In that sense, consciousness may be an emergent behavior produced by recursive self-reference. It can examine itself, narrate itself, and model itself, but its looping nature may also mean that it encounters limits at the edge of its own self-description. Just as the Sikka paper argues that LLMs become unreliable when they are asked to compute or verify beyond the limits of their core operation, Hofstadter’s strange loops suggest a parallel boundary: a self-referential system can model itself, but it may not be able to fully step outside and contain itself.

Humans in the Loop

This is all very interesting for the Victorian coffee shop banter of armchair science — but what does it mean in a marketplace increasingly commodifying work output as interchangeable between humans and machines? Companies are looking to increase bottom-line efficiencies by adding AI and using it as a reason to let go of humans or reduce new hiring, but this automation doesn’t automatically produce results. In fact, in visible cases, automation has created new costs: oversight costs, correction costs, integration costs, and the cost of cleaning up plausible but wrong output. MIT’s State of AI in Business 2025 found that 95% of enterprise GenAI pilots delivered no measurable P&L impact across 300 deployments analyzed, and the Klarna case showed how replacing human support too aggressively can damage service quality and force companies to bring humans back into the loop.

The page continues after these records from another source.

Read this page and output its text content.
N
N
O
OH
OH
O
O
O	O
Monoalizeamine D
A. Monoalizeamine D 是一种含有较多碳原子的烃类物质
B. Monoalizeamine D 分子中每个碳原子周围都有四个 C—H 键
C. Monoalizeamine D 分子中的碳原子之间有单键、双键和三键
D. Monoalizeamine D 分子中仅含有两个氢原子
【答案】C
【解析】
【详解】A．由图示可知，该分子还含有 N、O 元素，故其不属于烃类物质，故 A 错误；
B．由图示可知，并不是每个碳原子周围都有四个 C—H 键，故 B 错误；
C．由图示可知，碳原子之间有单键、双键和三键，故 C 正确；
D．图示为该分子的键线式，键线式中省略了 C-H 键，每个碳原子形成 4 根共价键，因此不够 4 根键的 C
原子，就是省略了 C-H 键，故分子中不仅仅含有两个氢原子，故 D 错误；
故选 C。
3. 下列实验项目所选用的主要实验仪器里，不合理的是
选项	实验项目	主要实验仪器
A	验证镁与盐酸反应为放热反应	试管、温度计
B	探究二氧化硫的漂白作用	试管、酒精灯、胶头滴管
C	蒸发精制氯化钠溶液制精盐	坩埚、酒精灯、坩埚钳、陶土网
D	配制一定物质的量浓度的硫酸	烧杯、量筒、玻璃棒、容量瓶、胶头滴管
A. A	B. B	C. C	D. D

Dan Shipper made waves last week by declaring that “AI progress creates more work for humans, not less.” https://every.to/p/after-automation

This is being seen as a radical stance, but if you understand the nature of system limits tracing a lineage back to Hofstadter — or even further to Norbert Wiener or Alan Turing — this is less a hot take than a return to first principles. Cybernetics and computer science have always been concerned with feedback, control, verification, recursion, and the limits of formal systems.

Passing the Turing test isn’t proof that the machine is human, just that it fooled another human. Performance is not the same as understanding. Fluency is not the same as verification. What Shipper gets right is that frames are not just necessary or nice to have; they are core to the messy system problem that produces slop. Someone still has to decide what matters, what counts as success, what should be ignored, what needs to be checked, and when the output is good enough to act on.

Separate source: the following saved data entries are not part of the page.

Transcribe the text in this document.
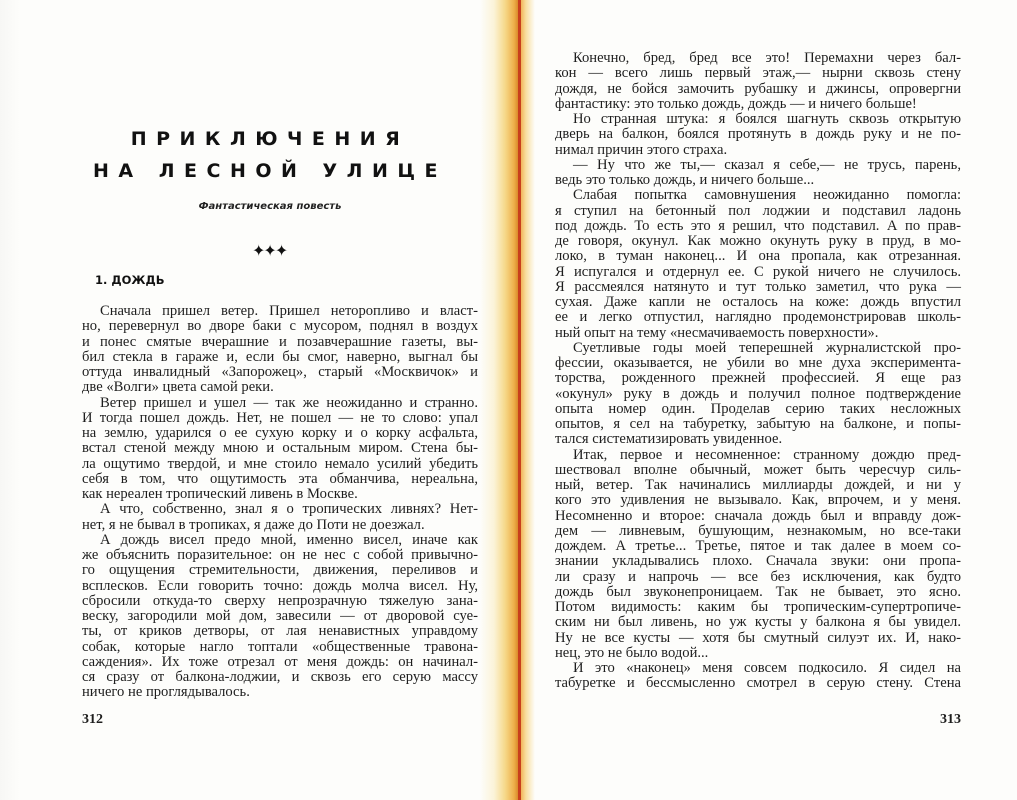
ПРИКЛЮЧЕНИЯ
НА ЛЕСНОЙ УЛИЦЕ
Фантастическая повесть
✦✦✦
1. ДОЖДЬ
Сначала пришел ветер. Пришел неторопливо и власт-
но, перевернул во дворе баки с мусором, поднял в воздух
и понес смятые вчерашние и позавчерашние газеты, вы-
бил стекла в гараже и, если бы смог, наверно, выгнал бы
оттуда инвалидный «Запорожец», старый «Москвичок» и
две «Волги» цвета самой реки.
Ветер пришел и ушел — так же неожиданно и странно.
И тогда пошел дождь. Нет, не пошел — не то слово: упал
на землю, ударился о ее сухую корку и о корку асфальта,
встал стеной между мною и остальным миром. Стена бы-
ла ощутимо твердой, и мне стоило немало усилий убедить
себя в том, что ощутимость эта обманчива, нереальна,
как нереален тропический ливень в Москве.
А что, собственно, знал я о тропических ливнях? Нет-
нет, я не бывал в тропиках, я даже до Поти не доезжал.
А дождь висел предо мной, именно висел, иначе как
же объяснить поразительное: он не нес с собой привычно-
го ощущения стремительности, движения, переливов и
всплесков. Если говорить точно: дождь молча висел. Ну,
сбросили откуда-то сверху непрозрачную тяжелую зана-
веску, загородили мой дом, завесили — от дворовой суе-
ты, от криков детворы, от лая ненавистных управдому
собак, которые нагло топтали «общественные травона-
саждения». Их тоже отрезал от меня дождь: он начинал-
ся сразу от балкона-лоджии, и сквозь его серую массу
ничего не проглядывалось.
312
Конечно, бред, бред все это! Перемахни через бал-
кон — всего лишь первый этаж,— нырни сквозь стену
дождя, не бойся замочить рубашку и джинсы, опровергни
фантастику: это только дождь, дождь — и ничего больше!
Но странная штука: я боялся шагнуть сквозь открытую
дверь на балкон, боялся протянуть в дождь руку и не по-
нимал причин этого страха.
— Ну что же ты,— сказал я себе,— не трусь, парень,
ведь это только дождь, и ничего больше...
Слабая попытка самовнушения неожиданно помогла:
я ступил на бетонный пол лоджии и подставил ладонь
под дождь. То есть это я решил, что подставил. А по прав-
де говоря, окунул. Как можно окунуть руку в пруд, в мо-
локо, в туман наконец... И она пропала, как отрезанная.
Я испугался и отдернул ее. С рукой ничего не случилось.
Я рассмеялся натянуто и тут только заметил, что рука —
сухая. Даже капли не осталось на коже: дождь впустил
ее и легко отпустил, наглядно продемонстрировав школь-
ный опыт на тему «несмачиваемость поверхности».
Суетливые годы моей теперешней журналистской про-
фессии, оказывается, не убили во мне духа эксперимента-
торства, рожденного прежней профессией. Я еще раз
«окунул» руку в дождь и получил полное подтверждение
опыта номер один. Проделав серию таких несложных
опытов, я сел на табуретку, забытую на балконе, и попы-
тался систематизировать увиденное.
Итак, первое и несомненное: странному дождю пред-
шествовал вполне обычный, может быть чересчур силь-
ный, ветер. Так начинались миллиарды дождей, и ни у
кого это удивления не вызывало. Как, впрочем, и у меня.
Несомненно и второе: сначала дождь был и вправду дож-
дем — ливневым, бушующим, незнакомым, но все-таки
дождем. А третье... Третье, пятое и так далее в моем со-
знании укладывались плохо. Сначала звуки: они пропа-
ли сразу и напрочь — все без исключения, как будто
дождь был звуконепроницаем. Так не бывает, это ясно.
Потом видимость: каким бы тропическим-супертропиче-
ским ни был ливень, но уж кусты у балкона я бы увидел.
Ну не все кусты — хотя бы смутный силуэт их. И, нако-
нец, это не было водой...
И это «наконец» меня совсем подкосило. Я сидел на
табуретке и бессмысленно смотрел в серую стену. Стена
313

Leaving the AI as the thinker without the human decider isn’t just an ethical choice. It’s an operational one. The companies that win will not be the ones that automate the most work blindly. They will be the ones that know where to place human judgment inside the system. That is what will win you the next client or grow your profit margin. Conversely, it’s also the type of human-centered computer intervention modern democracies need to thrive: not machines replacing judgment, but systems designed so human judgment has a place to act.

AI Use Disclosure

Portions of this essay were developed with the support of ChatGPT (GPT-5.5 Thinking) and Claude (Opus 4.7) to assist with research review, editing, synthesis, citation checking, and organization of ideas. The intellectual direction, argument, analysis, and final editorial decisions remain my own.